Wetlands—including marshes, mangroves, swamps, deltas, and floodplains—provide valuable benefits to fish, people, and communities. They’re habitat for the fish we eat, are often the front line of protecting coastal communities from storms, and support cleaner water.
But, they’re quickly disappearing. For example, the West Coast of the United States has lost 85 percent of its estuaries. Louisiana’s coast has lost more than 2,000 square miles of wetlands—an area the size of Delaware— since the 1930s. To help reverse these trends, NOAA works with partners to protect and restore these habitats so wetlands can continue to provide their critical benefits.
1. Wetlands support the economy
Coastal wetlands provide homes to more than half of the $5.6 billion commercial seafood harvest in the United States. Wetland habitat also benefits recreational fisheries which contribute hundreds of thousands of jobs to the economy. Americans use wetlands for other types of recreation too, like kayaking and watching nature.

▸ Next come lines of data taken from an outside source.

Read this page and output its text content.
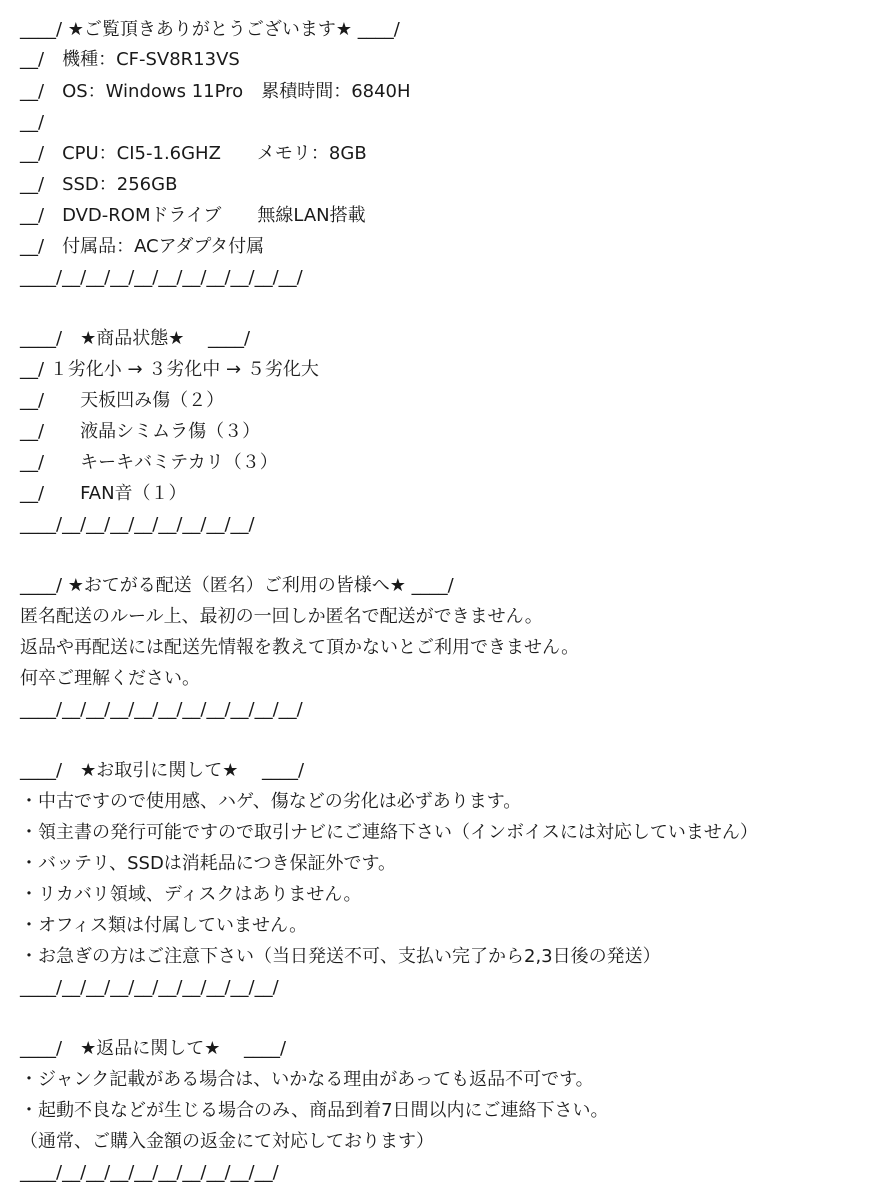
____/ ★ご覧頂きありがとうございます★ ____/
__/　機種：CF-SV8R13VS
__/　OS：Windows 11Pro　累積時間：6840H
__/
__/　CPU：CI5-1.6GHZ　　メモリ：8GB
__/　SSD：256GB
__/　DVD-ROMドライブ　　無線LAN搭載
__/　付属品：ACアダプタ付属
____/__/__/__/__/__/__/__/__/__/__/
____/　★商品状態★　 ____/
__/ １劣化小 → ３劣化中 → ５劣化大
__/　　天板凹み傷（２）
__/　　液晶シミムラ傷（３）
__/　　キーキバミテカリ（３）
__/　　FAN音（１）
____/__/__/__/__/__/__/__/__/
____/ ★おてがる配送（匿名）ご利用の皆様へ★ ____/
匿名配送のルール上、最初の一回しか匿名で配送ができません。
返品や再配送には配送先情報を教えて頂かないとご利用できません。
何卒ご理解ください。
____/__/__/__/__/__/__/__/__/__/__/
____/　★お取引に関して★　 ____/
・中古ですので使用感、ハゲ、傷などの劣化は必ずあります。
・領主書の発行可能ですので取引ナビにご連絡下さい（インボイスには対応していません）
・バッテリ、SSDは消耗品につき保証外です。
・リカバリ領域、ディスクはありません。
・オフィス類は付属していません。
・お急ぎの方はご注意下さい（当日発送不可、支払い完了から2,3日後の発送）
____/__/__/__/__/__/__/__/__/__/
____/　★返品に関して★　 ____/
・ジャンク記載がある場合は、いかなる理由があっても返品不可です。
・起動不良などが生じる場合のみ、商品到着7日間以内にご連絡下さい。
（通常、ご購入金額の返金にて対応しております）
____/__/__/__/__/__/__/__/__/__/
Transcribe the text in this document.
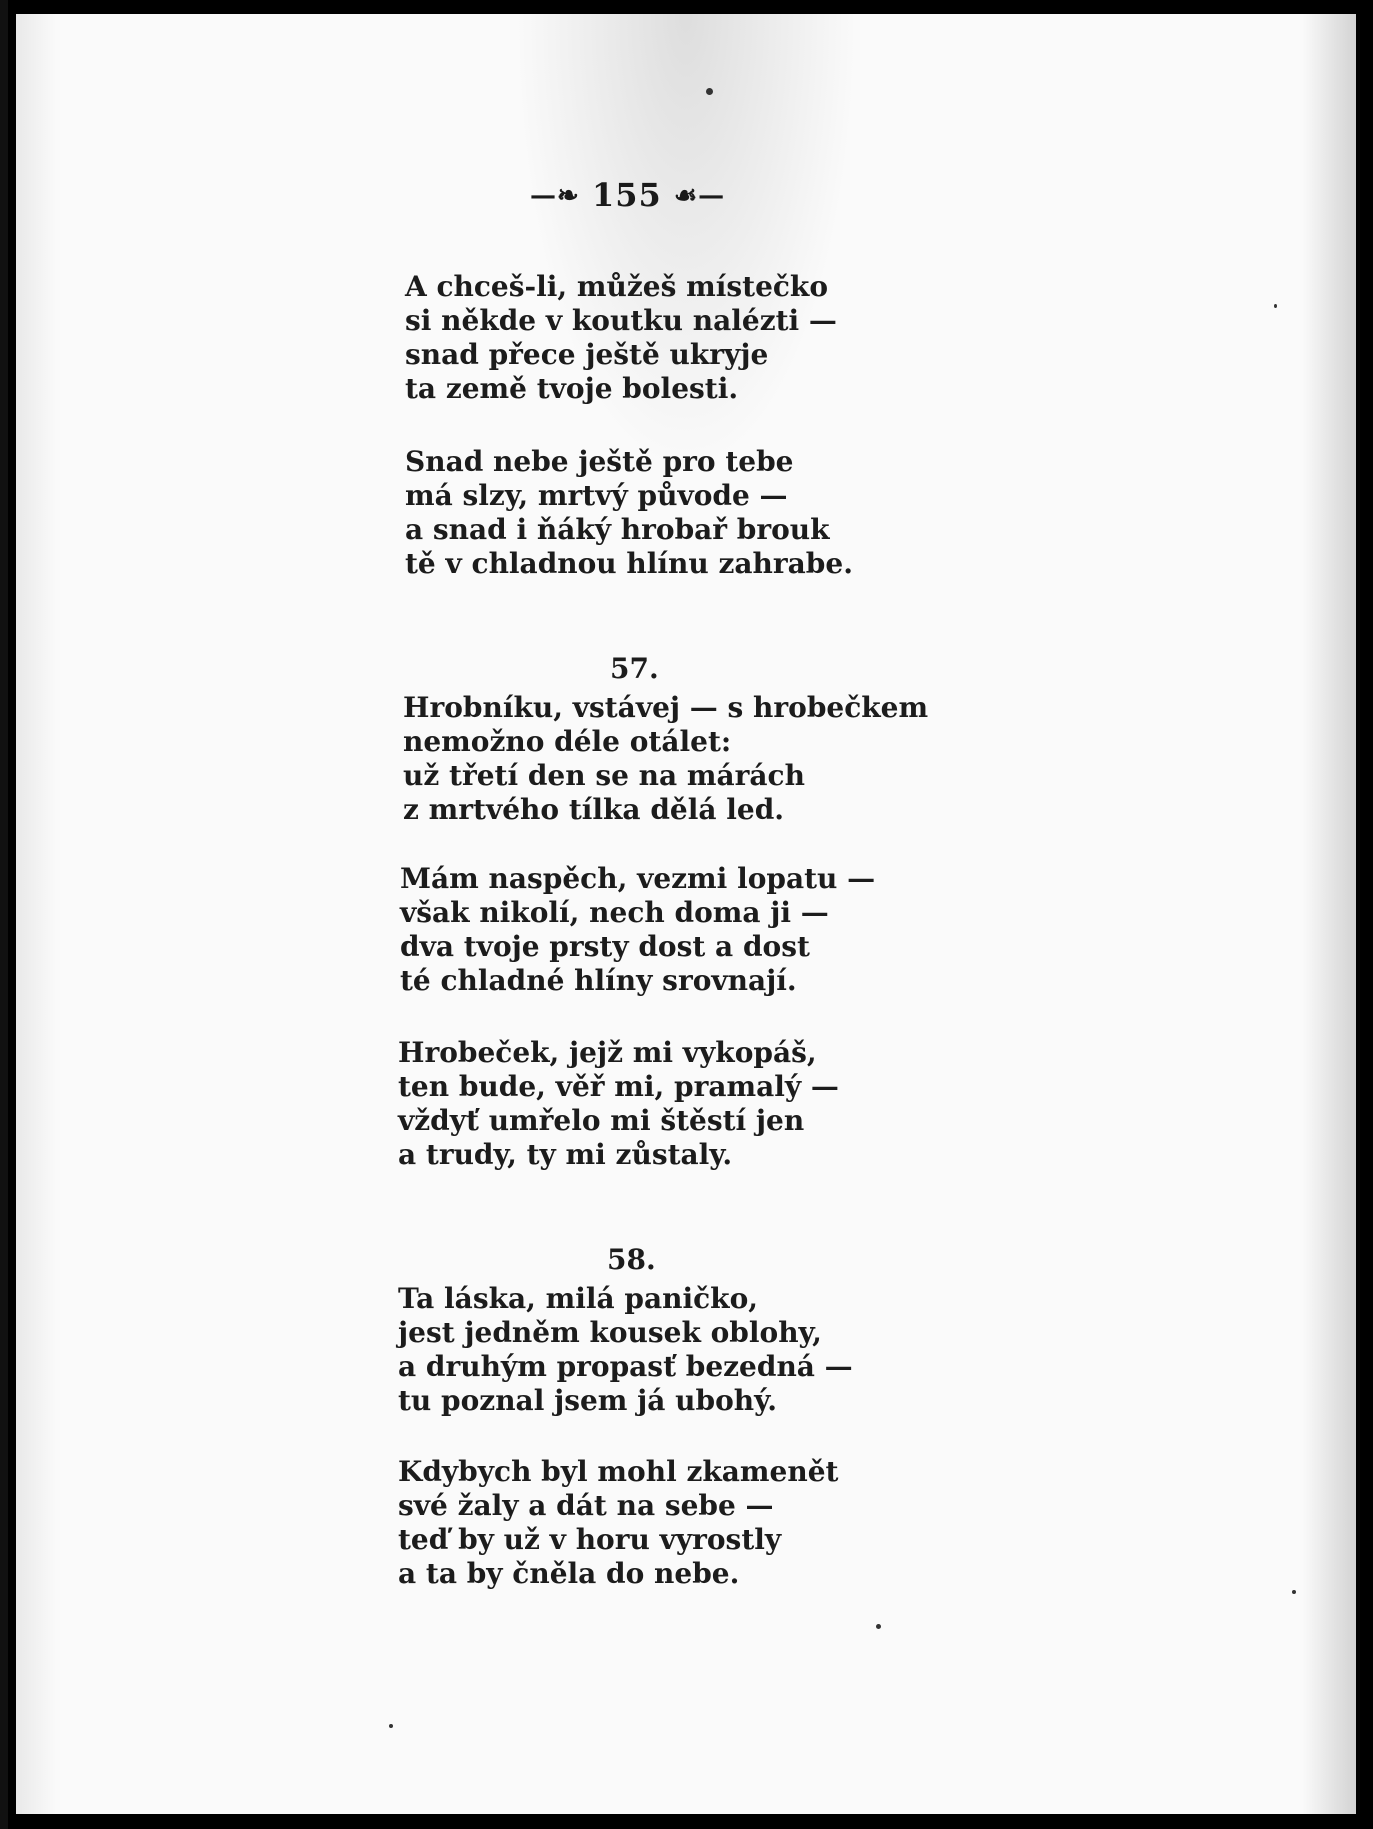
—❧ 155 ☙—
A chceš-li, můžeš místečko
si někde v koutku nalézti —
snad přece ještě ukryje
ta země tvoje bolesti.
Snad nebe ještě pro tebe
má slzy, mrtvý původe —
a snad i ňáký hrobař brouk
tě v chladnou hlínu zahrabe.
57.
Hrobníku, vstávej — s hrobečkem
nemožno déle otálet:
už třetí den se na márách
z mrtvého tílka dělá led.
Mám naspěch, vezmi lopatu —
však nikolí, nech doma ji —
dva tvoje prsty dost a dost
té chladné hlíny srovnají.
Hrobeček, jejž mi vykopáš,
ten bude, věř mi, pramalý —
vždyť umřelo mi štěstí jen
a trudy, ty mi zůstaly.
58.
Ta láska, milá paničko,
jest jedněm kousek oblohy,
a druhým propasť bezedná —
tu poznal jsem já ubohý.
Kdybych byl mohl zkamenět
své žaly a dát na sebe —
teď by už v horu vyrostly
a ta by čněla do nebe.
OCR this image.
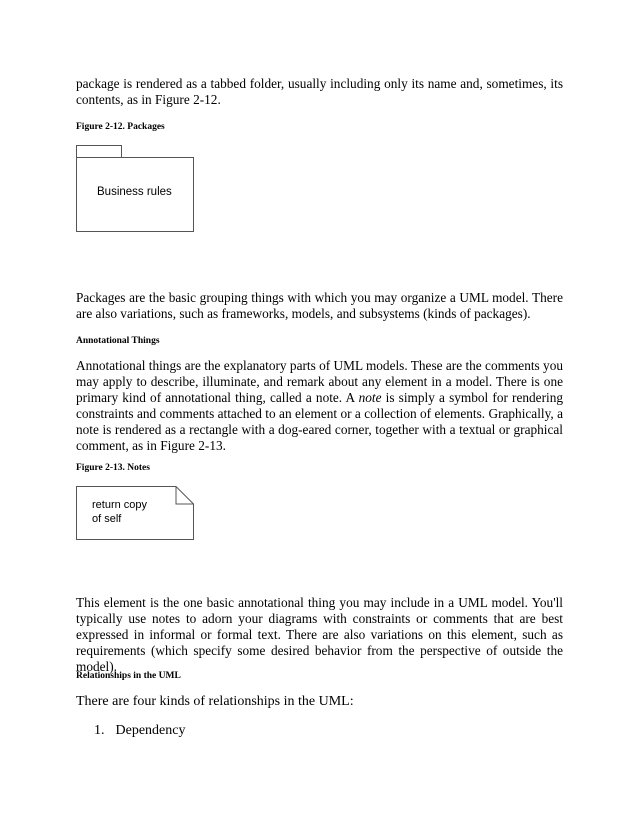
package is rendered as a tabbed folder, usually including only its name and, sometimes, its contents, as in Figure 2-12.

Figure 2-12. Packages

Business rules

Packages are the basic grouping things with which you may organize a UML model. There are also variations, such as frameworks, models, and subsystems (kinds of packages).

Annotational Things

Annotational things are the explanatory parts of UML models. These are the comments you may apply to describe, illuminate, and remark about any element in a model. There is one primary kind of annotational thing, called a note. A note is simply a symbol for rendering constraints and comments attached to an element or a collection of elements. Graphically, a note is rendered as a rectangle with a dog-eared corner, together with a textual or graphical comment, as in Figure 2-13.

Figure 2-13. Notes

return copy
of self

This element is the one basic annotational thing you may include in a UML model. You'll typically use notes to adorn your diagrams with constraints or comments that are best expressed in informal or formal text. There are also variations on this element, such as requirements (which specify some desired behavior from the perspective of outside the model).

Relationships in the UML

There are four kinds of relationships in the UML:

1. Dependency
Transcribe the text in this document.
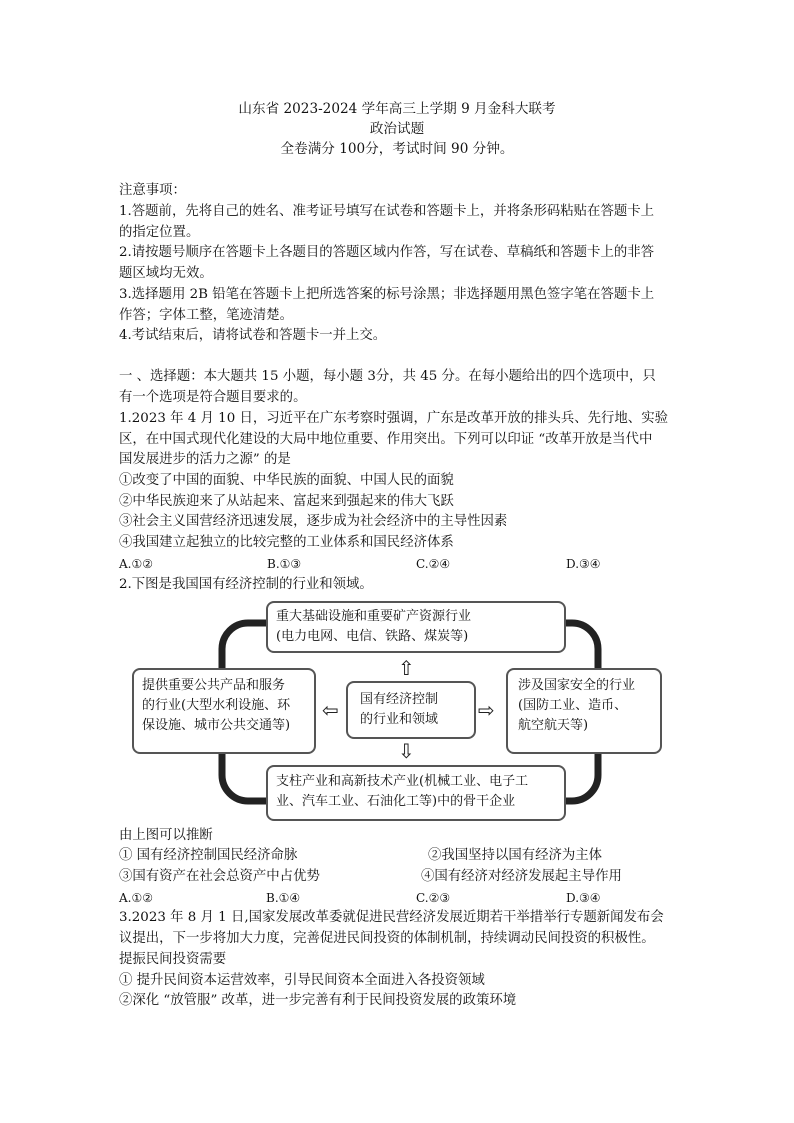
山东省 2023-2024 学年高三上学期 9 月金科大联考
政治试题
全卷满分 100分，考试时间 90 分钟。
注意事项：
1.答题前，先将自己的姓名、准考证号填写在试卷和答题卡上，并将条形码粘贴在答题卡上
的指定位置。
2.请按题号顺序在答题卡上各题目的答题区域内作答，写在试卷、草稿纸和答题卡上的非答
题区域均无效。
3.选择题用 2B 铅笔在答题卡上把所选答案的标号涂黑；非选择题用黑色签字笔在答题卡上
作答；字体工整，笔迹清楚。
4.考试结束后，请将试卷和答题卡一并上交。
一 、选择题：本大题共 15 小题，每小题 3分，共 45 分。在每小题给出的四个选项中，只
有一个选项是符合题目要求的。
1.2023 年 4 月 10 日，习近平在广东考察时强调，广东是改革开放的排头兵、先行地、实验
区，在中国式现代化建设的大局中地位重要、作用突出。下列可以印证 “改革开放是当代中
国发展进步的活力之源” 的是
①改变了中国的面貌、中华民族的面貌、中国人民的面貌
②中华民族迎来了从站起来、富起来到强起来的伟大飞跃
③社会主义国营经济迅速发展，逐步成为社会经济中的主导性因素
④我国建立起独立的比较完整的工业体系和国民经济体系
A.①②	B.①③	C.②④	D.③④
2.下图是我国国有经济控制的行业和领域。
重大基础设施和重要矿产资源行业
(电力电网、电信、铁路、煤炭等)
⇧
国有经济控制
的行业和领域
⇦	⇨
提供重要公共产品和服务
的行业(大型水利设施、环
保设施、城市公共交通等)
涉及国家安全的行业
(国防工业、造币、
航空航天等)
⇩
支柱产业和高新技术产业(机械工业、电子工
业、汽车工业、石油化工等)中的骨干企业
由上图可以推断
① 国有经济控制国民经济命脉	②我国坚持以国有经济为主体
③国有资产在社会总资产中占优势	④国有经济对经济发展起主导作用
A.①②	B.①④	C.②③	D.③④
3.2023 年 8 月 1 日,国家发展改革委就促进民营经济发展近期若干举措举行专题新闻发布会
议提出，下一步将加大力度，完善促进民间投资的体制机制，持续调动民间投资的积极性。
提振民间投资需要
① 提升民间资本运营效率，引导民间资本全面进入各投资领域
②深化 “放管服” 改革，进一步完善有利于民间投资发展的政策环境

These activities draw locals and tourists to contribute to the multi-billion dollar outdoor recreation economy.
2. More wetlands = more fish
Endangered and threatened fish like salmon, trout, and steelhead rely on wetlands as a safe place for juveniles to feed and grow. Commercially and recreationally important species like blue crabs, oysters, clams, shrimp, and red drum, rely on coastal wetlands during some or all of their lifecycle.